La Cámara de Diputados aprobó el miércoles 2 de septiembre de 2026, en segunda lectura, el proyecto de la Ley Nacional de Becas para el Desarrollo Productivo y Laboral. Esta nueva normativa busca regular el otorgamiento de becas estatales y establece que los beneficiarios de programas internacionales deberán regresar al país y cumplir un período de servicio profesional, o en su defecto, devolver los recursos recibidos para financiar sus estudios.
La iniciativa fue impulsada con el objetivo de garantizar que los fondos públicos invertidos en la educación de los jóvenes dominicanos se traduzcan en un impacto positivo en el desarrollo del país. Durante la sesión, varios diputados expresaron su apoyo a la medida, argumentando que es fundamental que los beneficiarios contribuyan al crecimiento del país tras recibir formación en el extranjero.
El nuevo marco legal también establece criterios claros para la selección de beneficiarios, priorizando a aquellos que demuestren un compromiso con el desarrollo local y que se encuentren en condiciones de vulnerabilidad económica. El proyecto busca fomentar la equidad en el acceso a la educación superior y garantizar que los recursos sean utilizados de manera eficiente.
Nuevas obligaciones para beneficiarios de becas
Entre las disposiciones más relevantes de la ley se encuentra la obligación de los estudiantes que obtengan becas para estudios en el extranjero de regresar al país y cumplir con un período de servicio profesional de al menos dos años.

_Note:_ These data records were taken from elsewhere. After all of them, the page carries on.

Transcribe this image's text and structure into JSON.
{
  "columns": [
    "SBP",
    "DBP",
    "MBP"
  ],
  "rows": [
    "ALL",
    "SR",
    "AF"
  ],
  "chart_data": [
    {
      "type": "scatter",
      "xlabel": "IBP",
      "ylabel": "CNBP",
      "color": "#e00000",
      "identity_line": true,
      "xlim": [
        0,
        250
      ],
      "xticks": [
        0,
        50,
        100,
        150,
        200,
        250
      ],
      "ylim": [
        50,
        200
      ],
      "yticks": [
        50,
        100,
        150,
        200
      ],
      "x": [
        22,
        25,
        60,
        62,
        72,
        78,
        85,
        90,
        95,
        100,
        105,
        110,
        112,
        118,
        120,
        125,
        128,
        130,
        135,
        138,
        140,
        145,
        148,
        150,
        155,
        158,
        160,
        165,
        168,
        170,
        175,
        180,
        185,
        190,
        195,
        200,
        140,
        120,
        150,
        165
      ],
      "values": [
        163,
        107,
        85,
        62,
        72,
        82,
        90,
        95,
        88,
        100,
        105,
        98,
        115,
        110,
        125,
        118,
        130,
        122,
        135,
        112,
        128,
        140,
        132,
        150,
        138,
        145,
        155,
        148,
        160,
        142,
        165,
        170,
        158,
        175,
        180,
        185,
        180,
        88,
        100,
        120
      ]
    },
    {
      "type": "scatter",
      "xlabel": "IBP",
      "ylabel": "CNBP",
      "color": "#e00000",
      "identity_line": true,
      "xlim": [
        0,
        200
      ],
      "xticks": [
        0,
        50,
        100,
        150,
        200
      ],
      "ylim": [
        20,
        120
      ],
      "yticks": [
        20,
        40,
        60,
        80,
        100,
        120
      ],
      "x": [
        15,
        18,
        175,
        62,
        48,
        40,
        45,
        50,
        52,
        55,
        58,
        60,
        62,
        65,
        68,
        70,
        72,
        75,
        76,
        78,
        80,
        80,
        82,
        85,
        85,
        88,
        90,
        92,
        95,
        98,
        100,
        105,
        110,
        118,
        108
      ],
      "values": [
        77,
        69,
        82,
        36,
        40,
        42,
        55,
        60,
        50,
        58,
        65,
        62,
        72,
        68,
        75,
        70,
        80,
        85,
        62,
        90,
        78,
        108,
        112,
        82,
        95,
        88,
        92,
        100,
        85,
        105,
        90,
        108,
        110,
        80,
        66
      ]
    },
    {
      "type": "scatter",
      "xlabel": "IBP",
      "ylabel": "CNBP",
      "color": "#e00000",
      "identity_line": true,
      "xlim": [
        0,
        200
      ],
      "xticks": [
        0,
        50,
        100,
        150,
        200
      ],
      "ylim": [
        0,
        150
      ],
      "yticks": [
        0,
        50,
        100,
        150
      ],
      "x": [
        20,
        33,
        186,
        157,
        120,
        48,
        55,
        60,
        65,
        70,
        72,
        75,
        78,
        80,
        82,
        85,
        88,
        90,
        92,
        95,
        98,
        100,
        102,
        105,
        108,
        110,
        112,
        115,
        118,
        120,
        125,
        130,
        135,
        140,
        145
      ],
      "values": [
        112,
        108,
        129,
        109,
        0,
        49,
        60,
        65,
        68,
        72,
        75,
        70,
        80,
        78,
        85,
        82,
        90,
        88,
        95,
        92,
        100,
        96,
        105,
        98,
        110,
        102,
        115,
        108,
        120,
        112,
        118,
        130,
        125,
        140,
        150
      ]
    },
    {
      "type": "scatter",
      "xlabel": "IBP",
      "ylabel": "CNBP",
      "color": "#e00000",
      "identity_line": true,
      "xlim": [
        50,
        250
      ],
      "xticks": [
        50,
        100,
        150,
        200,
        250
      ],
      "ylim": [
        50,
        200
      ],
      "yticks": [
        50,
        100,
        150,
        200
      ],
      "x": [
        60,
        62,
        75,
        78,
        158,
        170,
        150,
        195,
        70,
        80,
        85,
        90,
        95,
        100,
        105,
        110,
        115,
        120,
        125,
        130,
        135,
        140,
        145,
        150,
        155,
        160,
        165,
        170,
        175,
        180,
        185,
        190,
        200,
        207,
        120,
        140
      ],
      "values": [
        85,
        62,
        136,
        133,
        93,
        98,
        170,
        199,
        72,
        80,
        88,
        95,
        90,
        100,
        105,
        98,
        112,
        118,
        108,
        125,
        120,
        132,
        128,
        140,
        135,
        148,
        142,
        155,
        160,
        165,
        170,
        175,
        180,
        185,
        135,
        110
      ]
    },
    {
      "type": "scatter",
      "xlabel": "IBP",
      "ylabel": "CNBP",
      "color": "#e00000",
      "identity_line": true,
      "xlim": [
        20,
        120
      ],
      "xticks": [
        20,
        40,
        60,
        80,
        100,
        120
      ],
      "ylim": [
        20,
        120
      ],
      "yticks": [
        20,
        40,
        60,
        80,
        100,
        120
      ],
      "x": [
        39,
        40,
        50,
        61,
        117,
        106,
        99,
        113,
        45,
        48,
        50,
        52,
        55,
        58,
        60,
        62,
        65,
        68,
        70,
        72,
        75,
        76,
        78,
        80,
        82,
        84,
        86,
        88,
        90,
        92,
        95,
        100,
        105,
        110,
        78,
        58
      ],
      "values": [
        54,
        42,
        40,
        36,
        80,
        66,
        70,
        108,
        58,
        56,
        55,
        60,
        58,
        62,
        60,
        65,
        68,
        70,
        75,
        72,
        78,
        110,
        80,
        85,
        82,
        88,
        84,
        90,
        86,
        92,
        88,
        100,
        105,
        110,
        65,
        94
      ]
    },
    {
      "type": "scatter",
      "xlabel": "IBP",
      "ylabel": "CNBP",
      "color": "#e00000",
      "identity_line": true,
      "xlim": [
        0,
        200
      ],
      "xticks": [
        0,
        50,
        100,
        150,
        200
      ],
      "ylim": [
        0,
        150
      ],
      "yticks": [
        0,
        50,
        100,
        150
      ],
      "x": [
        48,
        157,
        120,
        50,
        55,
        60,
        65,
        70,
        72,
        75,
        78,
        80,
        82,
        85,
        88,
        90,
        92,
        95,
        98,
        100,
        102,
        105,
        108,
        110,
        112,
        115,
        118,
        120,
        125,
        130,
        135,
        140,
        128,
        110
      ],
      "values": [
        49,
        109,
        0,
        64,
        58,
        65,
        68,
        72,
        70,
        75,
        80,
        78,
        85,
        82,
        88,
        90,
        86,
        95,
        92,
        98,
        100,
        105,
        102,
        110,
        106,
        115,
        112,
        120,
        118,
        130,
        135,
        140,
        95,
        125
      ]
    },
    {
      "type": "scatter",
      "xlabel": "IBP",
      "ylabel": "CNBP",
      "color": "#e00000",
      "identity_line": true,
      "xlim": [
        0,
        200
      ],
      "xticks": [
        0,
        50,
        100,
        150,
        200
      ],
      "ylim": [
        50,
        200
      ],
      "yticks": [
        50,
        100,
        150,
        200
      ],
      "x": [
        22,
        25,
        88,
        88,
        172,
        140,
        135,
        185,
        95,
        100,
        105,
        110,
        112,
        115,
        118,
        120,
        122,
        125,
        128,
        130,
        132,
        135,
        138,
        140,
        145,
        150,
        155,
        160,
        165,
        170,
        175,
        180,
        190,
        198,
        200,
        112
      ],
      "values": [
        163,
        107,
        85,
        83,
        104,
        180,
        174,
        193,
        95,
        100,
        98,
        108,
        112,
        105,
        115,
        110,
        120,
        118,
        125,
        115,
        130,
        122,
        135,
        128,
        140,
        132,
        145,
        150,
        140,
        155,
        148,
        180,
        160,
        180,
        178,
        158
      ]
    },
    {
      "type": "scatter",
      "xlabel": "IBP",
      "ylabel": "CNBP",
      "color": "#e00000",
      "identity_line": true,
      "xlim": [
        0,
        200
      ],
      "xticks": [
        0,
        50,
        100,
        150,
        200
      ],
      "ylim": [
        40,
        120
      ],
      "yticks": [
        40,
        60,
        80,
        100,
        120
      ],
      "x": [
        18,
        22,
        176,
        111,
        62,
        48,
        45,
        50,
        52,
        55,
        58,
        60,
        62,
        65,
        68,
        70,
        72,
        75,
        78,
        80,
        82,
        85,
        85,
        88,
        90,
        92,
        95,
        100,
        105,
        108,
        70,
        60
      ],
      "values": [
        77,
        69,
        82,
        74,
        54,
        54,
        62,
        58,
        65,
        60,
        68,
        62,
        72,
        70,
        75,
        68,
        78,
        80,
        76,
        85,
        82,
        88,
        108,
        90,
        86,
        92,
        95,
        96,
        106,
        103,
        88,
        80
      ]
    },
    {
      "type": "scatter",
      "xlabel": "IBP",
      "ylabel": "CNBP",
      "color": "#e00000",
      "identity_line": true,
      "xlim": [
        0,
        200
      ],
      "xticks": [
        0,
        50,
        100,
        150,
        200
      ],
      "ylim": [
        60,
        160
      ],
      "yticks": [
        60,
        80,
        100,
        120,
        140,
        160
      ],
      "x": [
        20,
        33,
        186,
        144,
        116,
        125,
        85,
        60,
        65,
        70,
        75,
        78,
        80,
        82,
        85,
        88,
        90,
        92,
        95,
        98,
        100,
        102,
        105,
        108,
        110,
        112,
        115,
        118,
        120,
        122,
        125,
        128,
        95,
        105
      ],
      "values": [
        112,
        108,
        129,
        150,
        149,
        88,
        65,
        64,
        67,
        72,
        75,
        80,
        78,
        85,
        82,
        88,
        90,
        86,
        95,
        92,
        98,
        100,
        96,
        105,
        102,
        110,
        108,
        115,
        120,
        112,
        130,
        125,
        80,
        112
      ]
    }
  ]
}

Esta medida tiene como finalidad evitar la fuga de talentos, un fenómeno que ha afectado a la República Dominicana en los últimos años.
El presidente de la Cámara de Diputados, Alfredo Pacheco, destacó que esta ley representa un avance significativo en la política educativa del país. “Es un compromiso que asumimos con la juventud dominicana, asegurando que cada peso invertido en su educación regrese al país en forma de desarrollo y oportunidades”, afirmó Pacheco durante la discusión del proyecto.
La aprobación de esta ley se produce en un contexto donde el gobierno ha estado buscando formas de optimizar el uso de recursos públicos en el sector educativo. La implementación de estas nuevas reglas podría ser un paso hacia una mayor responsabilidad y compromiso por parte de los beneficiarios de becas, al tiempo que se busca mejorar la calidad de la educación y la formación profesional en el país.
En conclusión, la aprobación de la Ley Nacional de Becas para el Desarrollo Productivo y Laboral marca un hito en la política educativa dominicana. Con la esperanza de que esta medida fomente un retorno significativo de profesionales al país, se espera que se genere un impacto positivo en el desarrollo económico y social de la nación.